If it's from the ministry, I'm pretty sure it must be taxpayers' money to begin with.

Go to the root of the issue

Last, but not least, what is stopping the MCYS from using the most direct approach to attract talent to the social work profession?

You see, we always harp back to the fact that Singapore is a pragmatic society with straightforward logic governing it.

If we want to attract top leaders to the political arena, what does our country do?

Simple. We pay people who do end up in parliament a lot of money and justify it by saying that if we don't, Singapore will be ruined and we will all die in agony.

So, if this superior logic holds true, shouldn't we just tangibly increase the salaries of social workers by a quantum to make the profession more attractive?

Shouldn't we just take the money that goes into making glossy campaigns and put it into the pockets of social workers since what they do is genuinely non-substitutable?

As far as I'm concerned, if the government requires capable and talented people to join them, it shouldn't go about putting up advertisements with cock-and-bull slogans to attract people to the job.

They should just wave a big paycheck as there are no shortages of capable people with all the right qualifications.

Because, for the last time, social work, like any other kinds of work, is work.

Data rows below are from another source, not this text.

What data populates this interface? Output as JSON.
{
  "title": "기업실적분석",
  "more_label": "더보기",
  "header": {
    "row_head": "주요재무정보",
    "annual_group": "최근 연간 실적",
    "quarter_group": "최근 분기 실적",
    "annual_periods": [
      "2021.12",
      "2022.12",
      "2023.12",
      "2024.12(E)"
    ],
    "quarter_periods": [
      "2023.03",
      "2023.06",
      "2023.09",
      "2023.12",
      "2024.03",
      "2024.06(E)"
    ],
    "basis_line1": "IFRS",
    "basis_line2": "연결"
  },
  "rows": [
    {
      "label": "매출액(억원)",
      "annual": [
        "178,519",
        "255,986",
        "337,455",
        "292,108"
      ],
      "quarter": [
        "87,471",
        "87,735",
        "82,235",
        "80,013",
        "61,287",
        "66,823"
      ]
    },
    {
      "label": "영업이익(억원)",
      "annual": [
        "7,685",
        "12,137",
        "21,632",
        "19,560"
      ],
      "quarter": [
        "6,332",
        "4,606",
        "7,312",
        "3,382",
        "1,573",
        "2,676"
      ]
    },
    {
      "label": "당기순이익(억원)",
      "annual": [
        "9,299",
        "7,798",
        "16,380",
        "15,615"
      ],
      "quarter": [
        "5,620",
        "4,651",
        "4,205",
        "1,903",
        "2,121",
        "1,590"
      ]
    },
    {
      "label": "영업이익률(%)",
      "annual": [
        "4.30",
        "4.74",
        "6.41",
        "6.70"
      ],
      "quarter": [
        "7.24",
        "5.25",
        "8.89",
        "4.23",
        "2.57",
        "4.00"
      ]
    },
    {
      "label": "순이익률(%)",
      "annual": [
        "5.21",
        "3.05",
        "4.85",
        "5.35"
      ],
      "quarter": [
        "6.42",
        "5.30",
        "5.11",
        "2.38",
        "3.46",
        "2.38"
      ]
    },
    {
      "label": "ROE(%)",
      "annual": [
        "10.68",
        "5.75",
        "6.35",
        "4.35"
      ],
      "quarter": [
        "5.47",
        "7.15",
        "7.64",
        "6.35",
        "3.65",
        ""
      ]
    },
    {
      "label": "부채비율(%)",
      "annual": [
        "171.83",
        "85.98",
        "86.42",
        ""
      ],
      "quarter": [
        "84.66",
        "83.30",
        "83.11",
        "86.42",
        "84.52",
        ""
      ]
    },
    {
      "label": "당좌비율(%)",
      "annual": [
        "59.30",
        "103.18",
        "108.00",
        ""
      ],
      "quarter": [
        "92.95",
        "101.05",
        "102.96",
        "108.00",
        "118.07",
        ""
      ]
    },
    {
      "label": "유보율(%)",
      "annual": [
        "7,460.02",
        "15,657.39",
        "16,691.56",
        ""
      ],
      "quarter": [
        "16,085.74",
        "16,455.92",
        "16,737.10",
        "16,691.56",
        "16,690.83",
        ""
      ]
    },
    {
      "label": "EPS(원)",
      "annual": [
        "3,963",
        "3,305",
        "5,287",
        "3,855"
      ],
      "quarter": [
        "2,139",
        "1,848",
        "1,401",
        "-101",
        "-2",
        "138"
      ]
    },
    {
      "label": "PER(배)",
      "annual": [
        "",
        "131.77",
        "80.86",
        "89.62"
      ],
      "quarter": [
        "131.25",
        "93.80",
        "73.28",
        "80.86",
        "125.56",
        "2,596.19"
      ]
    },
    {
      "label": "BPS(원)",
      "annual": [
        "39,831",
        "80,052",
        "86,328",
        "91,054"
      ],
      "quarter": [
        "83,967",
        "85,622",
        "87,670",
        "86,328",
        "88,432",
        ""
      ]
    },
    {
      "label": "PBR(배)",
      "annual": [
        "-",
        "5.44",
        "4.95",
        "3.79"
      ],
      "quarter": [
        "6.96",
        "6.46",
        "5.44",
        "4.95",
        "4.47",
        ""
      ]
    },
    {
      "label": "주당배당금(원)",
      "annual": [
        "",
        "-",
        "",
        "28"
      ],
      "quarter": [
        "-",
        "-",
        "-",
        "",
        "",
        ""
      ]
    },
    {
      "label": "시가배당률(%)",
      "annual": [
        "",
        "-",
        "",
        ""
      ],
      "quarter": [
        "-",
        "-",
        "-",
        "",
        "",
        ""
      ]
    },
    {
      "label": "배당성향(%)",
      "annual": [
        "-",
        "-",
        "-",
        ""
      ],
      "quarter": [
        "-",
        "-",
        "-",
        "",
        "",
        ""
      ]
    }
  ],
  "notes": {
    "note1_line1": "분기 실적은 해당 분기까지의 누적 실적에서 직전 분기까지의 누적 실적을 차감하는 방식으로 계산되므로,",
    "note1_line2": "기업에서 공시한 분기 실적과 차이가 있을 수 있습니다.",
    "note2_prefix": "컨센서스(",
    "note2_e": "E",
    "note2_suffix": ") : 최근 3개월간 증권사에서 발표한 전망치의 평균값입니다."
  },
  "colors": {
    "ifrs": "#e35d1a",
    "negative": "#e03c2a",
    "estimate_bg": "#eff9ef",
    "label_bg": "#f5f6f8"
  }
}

People do work not because it is fun. People get on with it because they have to.

And like any other kind of work in Singapore, the higher the salary, the better the vocation looks in the eyes of beholders.

Tell me why do lawyers look so sexy?

Why are doctors so attractive?

Why must bankers always appear so virile?

Because they've got personality?


And this is just me jesting.

What's enough?

Because, seriously, by increasing the pay, more people will be attracted to join a vocation, and the more professional it becomes, which leads to greater competitiveness, and eventually the better the quality of the candidates who show up for job interviews.

And then I hear you asking: must it always be about using the vulgar aspect of money to compensate for the shortfall in practitioners?

Well, look how Acting Minister for Community Development, Youth and Sports, Chan Chun Sing, readily admits that the remuneration of $2,550 to $2,750 for fresh graduates who become social workers is "competitive" compared to teaching, for example.

He already wants to convince you using the money factor that it pays enough.

However, at the same time, there is a problem with this frame of reference.

And herein lies the point of today's missive: to raise the profile of any profession, it is important to not look directly across to another somewhat similar vocation. In this case, that would be teaching.

It is important to always look upwards.

And if the ministry seriously thinks that capable social workers, like capable political leaders, are a force for good for our society, they should just put the money where their mouth is.

Make a six-month year-end bonus mandatory, and trust me, there won't be a shortage of candidates.

Or else, encouraging society to deal with a problem that only the ministry has the resources to solve but then not doing so practically as they hand out the dough to media and advertising agencies will only make society angrier some times.

Belmont Lay is one of the editors for New Nation. Being a writer doesn't even pay well, but he is doing it anyway.